6. Close the one-way key (K) and take out a 1000 Ω plug from the resistance box for safety of the galvanometer while first searching approximate position of null point. Insert the plug between the terminals a and c to connect the cell E1, in the circuit. E1, is the Leclanche cell.

7. Now, gently press the jockey at the zero end of the potentiometer and note the deflection in the galvanometer. Press the jockey at the other end of the potentiometer wire. If the two deflections in the galvanometer are in the opposite direction then the connections are correct. In case the two deflections are in same directions, then potential drop across the potentiometer is less than E1. Then current in potentiometer has to be increased.

8. Now, gently slide the jockey over the potentiometer wire till the galvanometer shows no deflection. This position of jockey is approximate position of null point. Put back the 1000 Ω plug in the resistance box and make fine adjustment of null point, since the galvanometer becomes more sensitive with zero resistance in the resistance box. Note this position of null point as first position and now move the jockey 5 cm beyond this position and locate the second position of this null point by sliding back the jockey and take mean of these positions as l1.

9. Take down the ammeter reading and note the length l1 for the cell E1.

10. Disconnect the cell B by removing the plug from gap ac and insert the plug between gap bc to connect the cell E2 and repeat the process.

11. Obtain an accurate position of null point for the second cell E2 also by making resistance zero in the resistance box and note the length l2. Make sure that the ammeter reading remains precise) the same as that for cell E1, when you measured l1.

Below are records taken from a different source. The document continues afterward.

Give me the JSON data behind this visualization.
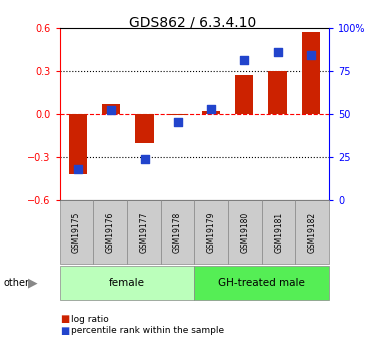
{
  "title": "GDS862 / 6.3.4.10",
  "samples": [
    "GSM19175",
    "GSM19176",
    "GSM19177",
    "GSM19178",
    "GSM19179",
    "GSM19180",
    "GSM19181",
    "GSM19182"
  ],
  "log_ratio": [
    -0.42,
    0.07,
    -0.2,
    -0.01,
    0.02,
    0.27,
    0.3,
    0.57
  ],
  "percentile_rank": [
    18,
    52,
    24,
    45,
    53,
    81,
    86,
    84
  ],
  "groups": [
    {
      "label": "female",
      "start": 0,
      "end": 4,
      "color": "#bbffbb"
    },
    {
      "label": "GH-treated male",
      "start": 4,
      "end": 8,
      "color": "#55ee55"
    }
  ],
  "ylim_left": [
    -0.6,
    0.6
  ],
  "ylim_right": [
    0,
    100
  ],
  "yticks_left": [
    -0.6,
    -0.3,
    0,
    0.3,
    0.6
  ],
  "yticks_right": [
    0,
    25,
    50,
    75,
    100
  ],
  "ytick_labels_right": [
    "0",
    "25",
    "50",
    "75",
    "100%"
  ],
  "hlines_dotted": [
    -0.3,
    0.3
  ],
  "hline_dashed": 0.0,
  "bar_color": "#cc2200",
  "dot_color": "#2244cc",
  "bar_width": 0.55,
  "dot_size": 28,
  "background_color": "#ffffff",
  "legend_log_ratio": "log ratio",
  "legend_percentile": "percentile rank within the sample"
}
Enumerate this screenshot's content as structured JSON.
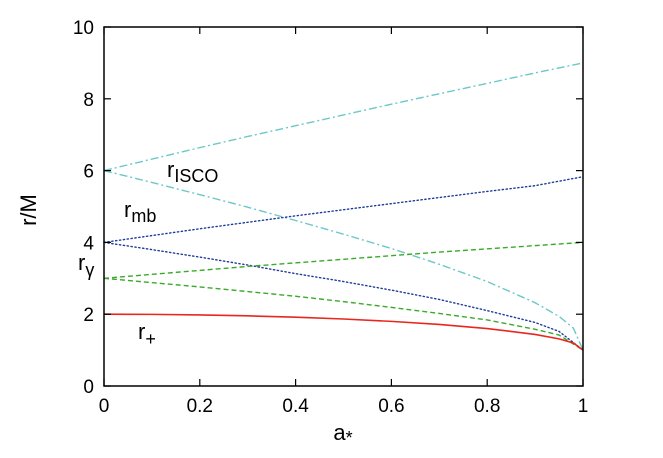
{
  "chart_data": {
    "type": "line",
    "xlabel": "a",
    "xlabel_sub": "*",
    "ylabel": "r/M",
    "xlim": [
      0,
      1
    ],
    "ylim": [
      0,
      10
    ],
    "xticks": [
      "0",
      "0.2",
      "0.4",
      "0.6",
      "0.8",
      "1"
    ],
    "yticks": [
      "0",
      "2",
      "4",
      "6",
      "8",
      "10"
    ],
    "grid": false,
    "labels": [
      {
        "base": "r",
        "sub": "ISCO"
      },
      {
        "base": "r",
        "sub": "mb"
      },
      {
        "base": "r",
        "sub": "γ"
      },
      {
        "base": "r",
        "sub": "+"
      }
    ],
    "series": [
      {
        "group": "r_ISCO",
        "branch": "retrograde",
        "color": "#6cc8c8",
        "dash": "dashdot",
        "x": [
          0,
          0.1,
          0.2,
          0.3,
          0.4,
          0.5,
          0.6,
          0.7,
          0.8,
          0.9,
          1.0
        ],
        "y": [
          6.0,
          6.32,
          6.64,
          6.95,
          7.25,
          7.55,
          7.85,
          8.14,
          8.43,
          8.72,
          9.0
        ]
      },
      {
        "group": "r_ISCO",
        "branch": "prograde",
        "color": "#6cc8c8",
        "dash": "dashdot",
        "x": [
          0,
          0.1,
          0.2,
          0.3,
          0.4,
          0.5,
          0.6,
          0.7,
          0.8,
          0.9,
          0.95,
          0.98,
          1.0
        ],
        "y": [
          6.0,
          5.67,
          5.33,
          4.98,
          4.61,
          4.23,
          3.83,
          3.39,
          2.91,
          2.32,
          1.94,
          1.61,
          1.0
        ]
      },
      {
        "group": "r_mb",
        "branch": "retrograde",
        "color": "#1f3c99",
        "dash": "dotted",
        "x": [
          0,
          0.1,
          0.2,
          0.3,
          0.4,
          0.5,
          0.6,
          0.7,
          0.8,
          0.9,
          1.0
        ],
        "y": [
          4.0,
          4.19,
          4.38,
          4.56,
          4.74,
          4.91,
          5.08,
          5.25,
          5.42,
          5.58,
          5.83
        ]
      },
      {
        "group": "r_mb",
        "branch": "prograde",
        "color": "#1f3c99",
        "dash": "dotted",
        "x": [
          0,
          0.1,
          0.2,
          0.3,
          0.4,
          0.5,
          0.6,
          0.7,
          0.8,
          0.9,
          0.95,
          1.0
        ],
        "y": [
          4.0,
          3.8,
          3.59,
          3.37,
          3.13,
          2.91,
          2.67,
          2.41,
          2.1,
          1.77,
          1.52,
          1.0
        ]
      },
      {
        "group": "r_gamma",
        "branch": "retrograde",
        "color": "#3aaa2a",
        "dash": "dashed",
        "x": [
          0,
          0.1,
          0.2,
          0.3,
          0.4,
          0.5,
          0.6,
          0.7,
          0.8,
          0.9,
          1.0
        ],
        "y": [
          3.0,
          3.11,
          3.22,
          3.33,
          3.43,
          3.53,
          3.63,
          3.73,
          3.82,
          3.91,
          4.0
        ]
      },
      {
        "group": "r_gamma",
        "branch": "prograde",
        "color": "#3aaa2a",
        "dash": "dashed",
        "x": [
          0,
          0.1,
          0.2,
          0.3,
          0.4,
          0.5,
          0.6,
          0.7,
          0.8,
          0.9,
          0.95,
          1.0
        ],
        "y": [
          3.0,
          2.88,
          2.76,
          2.63,
          2.5,
          2.35,
          2.19,
          2.02,
          1.84,
          1.58,
          1.42,
          1.0
        ]
      },
      {
        "group": "r_plus",
        "branch": "horizon",
        "color": "#e8281e",
        "dash": "solid",
        "x": [
          0,
          0.1,
          0.2,
          0.3,
          0.4,
          0.5,
          0.6,
          0.7,
          0.8,
          0.9,
          0.95,
          0.98,
          1.0
        ],
        "y": [
          2.0,
          1.995,
          1.98,
          1.954,
          1.917,
          1.866,
          1.8,
          1.714,
          1.6,
          1.436,
          1.312,
          1.199,
          1.0
        ]
      }
    ]
  }
}
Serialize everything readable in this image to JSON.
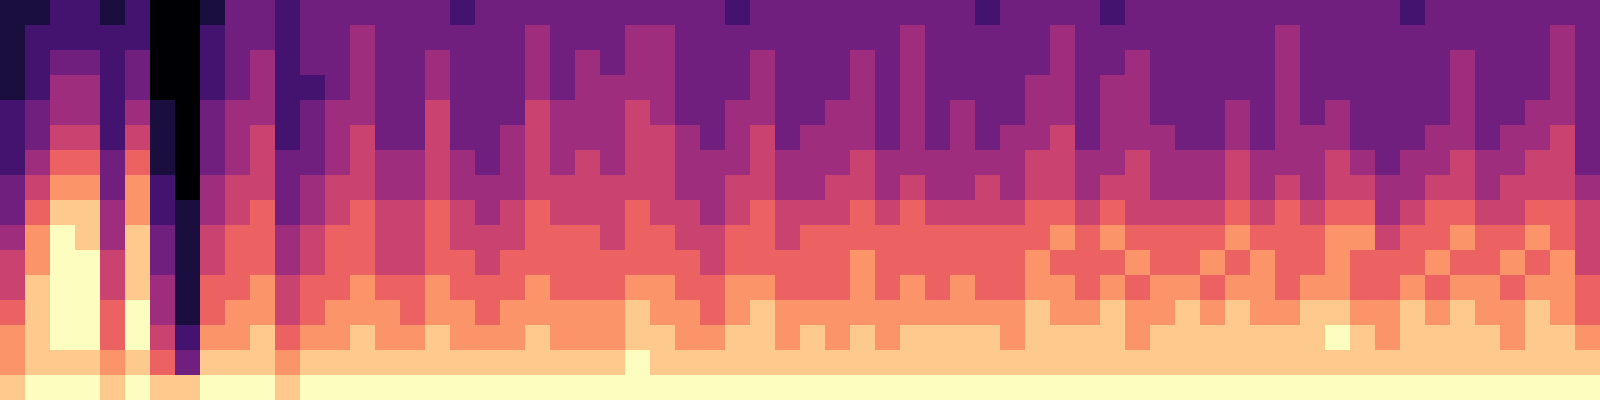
{
  "chart_data": {
    "type": "heatmap",
    "tick_labels": false,
    "cells": [
      [
        1,
        1,
        2,
        2,
        1,
        2,
        0,
        0,
        1,
        3,
        3,
        2,
        3,
        3,
        3,
        3,
        3,
        3,
        2,
        3,
        3,
        3,
        3,
        3,
        3,
        3,
        3,
        3,
        3,
        2,
        3,
        3,
        3,
        3,
        3,
        3,
        3,
        3,
        3,
        2,
        3,
        3,
        3,
        3,
        2,
        3,
        3,
        3,
        3,
        3,
        3,
        3,
        3,
        3,
        3,
        3,
        2,
        3,
        3,
        3,
        3,
        3,
        3,
        3
      ],
      [
        1,
        2,
        2,
        2,
        2,
        2,
        0,
        0,
        2,
        3,
        3,
        2,
        3,
        3,
        4,
        3,
        3,
        3,
        3,
        3,
        3,
        4,
        3,
        3,
        3,
        4,
        4,
        3,
        3,
        3,
        3,
        3,
        3,
        3,
        3,
        3,
        4,
        3,
        3,
        3,
        3,
        3,
        4,
        3,
        3,
        3,
        3,
        3,
        3,
        3,
        3,
        4,
        3,
        3,
        3,
        3,
        3,
        3,
        3,
        3,
        3,
        3,
        4,
        3
      ],
      [
        1,
        2,
        3,
        3,
        2,
        3,
        0,
        0,
        2,
        3,
        4,
        2,
        3,
        3,
        4,
        3,
        3,
        4,
        3,
        3,
        3,
        4,
        3,
        4,
        3,
        4,
        4,
        3,
        3,
        3,
        4,
        3,
        3,
        3,
        4,
        3,
        4,
        3,
        3,
        3,
        3,
        3,
        4,
        3,
        3,
        4,
        3,
        3,
        3,
        3,
        3,
        4,
        3,
        3,
        3,
        3,
        3,
        3,
        4,
        3,
        3,
        3,
        4,
        3
      ],
      [
        1,
        2,
        4,
        4,
        2,
        3,
        0,
        0,
        2,
        3,
        4,
        2,
        2,
        3,
        4,
        3,
        3,
        4,
        3,
        3,
        3,
        4,
        3,
        4,
        4,
        4,
        4,
        3,
        3,
        3,
        4,
        3,
        3,
        3,
        4,
        3,
        4,
        3,
        3,
        3,
        3,
        4,
        4,
        3,
        4,
        4,
        3,
        3,
        3,
        3,
        3,
        4,
        3,
        3,
        3,
        3,
        3,
        3,
        4,
        3,
        3,
        3,
        4,
        3
      ],
      [
        2,
        3,
        4,
        4,
        2,
        4,
        1,
        0,
        3,
        4,
        4,
        2,
        3,
        4,
        4,
        3,
        3,
        5,
        3,
        3,
        3,
        5,
        4,
        4,
        4,
        5,
        4,
        3,
        3,
        4,
        4,
        3,
        3,
        4,
        4,
        3,
        4,
        3,
        4,
        3,
        3,
        4,
        4,
        3,
        4,
        4,
        3,
        3,
        3,
        4,
        3,
        4,
        3,
        4,
        3,
        3,
        3,
        3,
        4,
        3,
        3,
        4,
        4,
        3
      ],
      [
        2,
        3,
        5,
        5,
        2,
        5,
        1,
        0,
        3,
        4,
        5,
        2,
        3,
        4,
        5,
        3,
        3,
        5,
        3,
        3,
        4,
        5,
        4,
        4,
        4,
        5,
        5,
        4,
        3,
        4,
        5,
        3,
        4,
        4,
        4,
        3,
        4,
        3,
        4,
        3,
        4,
        4,
        5,
        3,
        4,
        4,
        4,
        3,
        3,
        4,
        3,
        4,
        4,
        4,
        3,
        3,
        3,
        4,
        4,
        3,
        4,
        4,
        5,
        3
      ],
      [
        2,
        4,
        6,
        6,
        3,
        6,
        1,
        0,
        3,
        4,
        5,
        3,
        3,
        4,
        5,
        4,
        4,
        5,
        4,
        3,
        4,
        5,
        4,
        5,
        4,
        5,
        5,
        4,
        4,
        4,
        5,
        4,
        4,
        4,
        5,
        4,
        4,
        4,
        4,
        4,
        4,
        5,
        5,
        4,
        4,
        5,
        4,
        4,
        4,
        5,
        4,
        4,
        4,
        5,
        4,
        3,
        4,
        4,
        5,
        4,
        4,
        5,
        5,
        3
      ],
      [
        3,
        5,
        7,
        7,
        3,
        7,
        2,
        0,
        4,
        5,
        5,
        3,
        4,
        5,
        5,
        4,
        4,
        5,
        4,
        4,
        4,
        5,
        5,
        5,
        5,
        5,
        5,
        4,
        4,
        5,
        5,
        4,
        4,
        5,
        5,
        4,
        5,
        4,
        4,
        5,
        4,
        5,
        5,
        4,
        5,
        5,
        4,
        4,
        4,
        5,
        4,
        5,
        4,
        5,
        5,
        4,
        4,
        5,
        5,
        4,
        5,
        5,
        5,
        4
      ],
      [
        3,
        6,
        8,
        8,
        4,
        7,
        2,
        1,
        4,
        5,
        6,
        3,
        4,
        5,
        6,
        5,
        5,
        6,
        5,
        4,
        5,
        6,
        5,
        5,
        5,
        6,
        5,
        5,
        4,
        5,
        6,
        5,
        5,
        5,
        6,
        5,
        6,
        5,
        5,
        5,
        5,
        6,
        6,
        5,
        6,
        5,
        5,
        5,
        5,
        6,
        5,
        6,
        5,
        6,
        6,
        4,
        5,
        6,
        6,
        5,
        5,
        6,
        6,
        5
      ],
      [
        4,
        7,
        9,
        8,
        4,
        8,
        3,
        1,
        5,
        6,
        6,
        4,
        5,
        6,
        6,
        5,
        5,
        6,
        5,
        5,
        5,
        6,
        6,
        6,
        5,
        6,
        6,
        5,
        5,
        6,
        6,
        5,
        6,
        6,
        6,
        6,
        6,
        6,
        6,
        6,
        6,
        6,
        7,
        6,
        7,
        6,
        6,
        6,
        6,
        7,
        6,
        6,
        6,
        7,
        7,
        5,
        6,
        6,
        7,
        6,
        6,
        7,
        6,
        5
      ],
      [
        5,
        7,
        9,
        9,
        5,
        8,
        3,
        1,
        5,
        6,
        6,
        4,
        5,
        6,
        6,
        5,
        5,
        6,
        6,
        5,
        6,
        6,
        6,
        6,
        6,
        6,
        6,
        6,
        5,
        6,
        6,
        6,
        6,
        6,
        7,
        6,
        6,
        6,
        6,
        6,
        6,
        7,
        6,
        6,
        6,
        7,
        6,
        6,
        7,
        6,
        7,
        6,
        6,
        7,
        6,
        6,
        6,
        7,
        6,
        6,
        7,
        6,
        7,
        5
      ],
      [
        5,
        8,
        9,
        9,
        5,
        8,
        4,
        1,
        6,
        6,
        7,
        5,
        6,
        6,
        7,
        6,
        6,
        7,
        6,
        6,
        6,
        7,
        6,
        6,
        6,
        7,
        7,
        6,
        6,
        7,
        7,
        6,
        6,
        6,
        7,
        6,
        7,
        6,
        7,
        6,
        6,
        7,
        7,
        6,
        7,
        6,
        7,
        7,
        6,
        7,
        7,
        6,
        7,
        7,
        6,
        6,
        7,
        6,
        7,
        7,
        6,
        7,
        7,
        6
      ],
      [
        6,
        8,
        9,
        9,
        6,
        9,
        4,
        1,
        6,
        7,
        7,
        5,
        6,
        7,
        7,
        7,
        6,
        7,
        7,
        6,
        7,
        7,
        7,
        7,
        7,
        8,
        7,
        7,
        6,
        7,
        8,
        7,
        7,
        7,
        7,
        7,
        7,
        7,
        7,
        7,
        7,
        8,
        7,
        7,
        8,
        7,
        7,
        8,
        7,
        8,
        7,
        7,
        8,
        8,
        7,
        7,
        8,
        7,
        8,
        7,
        7,
        8,
        7,
        6
      ],
      [
        7,
        8,
        9,
        9,
        6,
        9,
        5,
        2,
        7,
        7,
        8,
        6,
        7,
        7,
        8,
        7,
        7,
        8,
        7,
        7,
        7,
        8,
        7,
        7,
        7,
        8,
        8,
        7,
        7,
        8,
        8,
        7,
        8,
        7,
        8,
        7,
        8,
        8,
        8,
        8,
        7,
        8,
        8,
        8,
        8,
        7,
        8,
        8,
        8,
        8,
        8,
        8,
        8,
        9,
        8,
        7,
        8,
        8,
        8,
        8,
        7,
        8,
        8,
        7
      ],
      [
        7,
        8,
        8,
        8,
        7,
        8,
        6,
        3,
        8,
        8,
        8,
        7,
        8,
        8,
        8,
        8,
        8,
        8,
        8,
        8,
        8,
        8,
        8,
        8,
        8,
        9,
        8,
        8,
        8,
        8,
        8,
        8,
        8,
        8,
        8,
        8,
        8,
        8,
        8,
        8,
        8,
        8,
        8,
        8,
        8,
        8,
        8,
        8,
        8,
        8,
        8,
        8,
        8,
        8,
        8,
        8,
        8,
        8,
        8,
        8,
        8,
        8,
        8,
        8
      ],
      [
        8,
        9,
        9,
        9,
        8,
        9,
        8,
        8,
        9,
        9,
        9,
        8,
        9,
        9,
        9,
        9,
        9,
        9,
        9,
        9,
        9,
        9,
        9,
        9,
        9,
        9,
        9,
        9,
        9,
        9,
        9,
        9,
        9,
        9,
        9,
        9,
        9,
        9,
        9,
        9,
        9,
        9,
        9,
        9,
        9,
        9,
        9,
        9,
        9,
        9,
        9,
        9,
        9,
        9,
        9,
        9,
        9,
        9,
        9,
        9,
        9,
        9,
        9,
        9
      ]
    ]
  }
}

12. Change the current in the circuit by adjusting the rheostat and obtain at least three sets of observations similarly. If the null point for E1 in first set was on first or second wire, you must decrease the current for subsequent sets so that this null point shifts to 3rd or 4th wire.

### Sources of Error

1. The potentiometer wire may not be of uniform cross-section throughout its length.
2. The e.m.f. of the auxiliary battery may not be constant during the experiment.
3. Contact resistances at the ends of the wires of potentiometer may not be negligible due to rusting and a considerable amount of voltage may drop across them.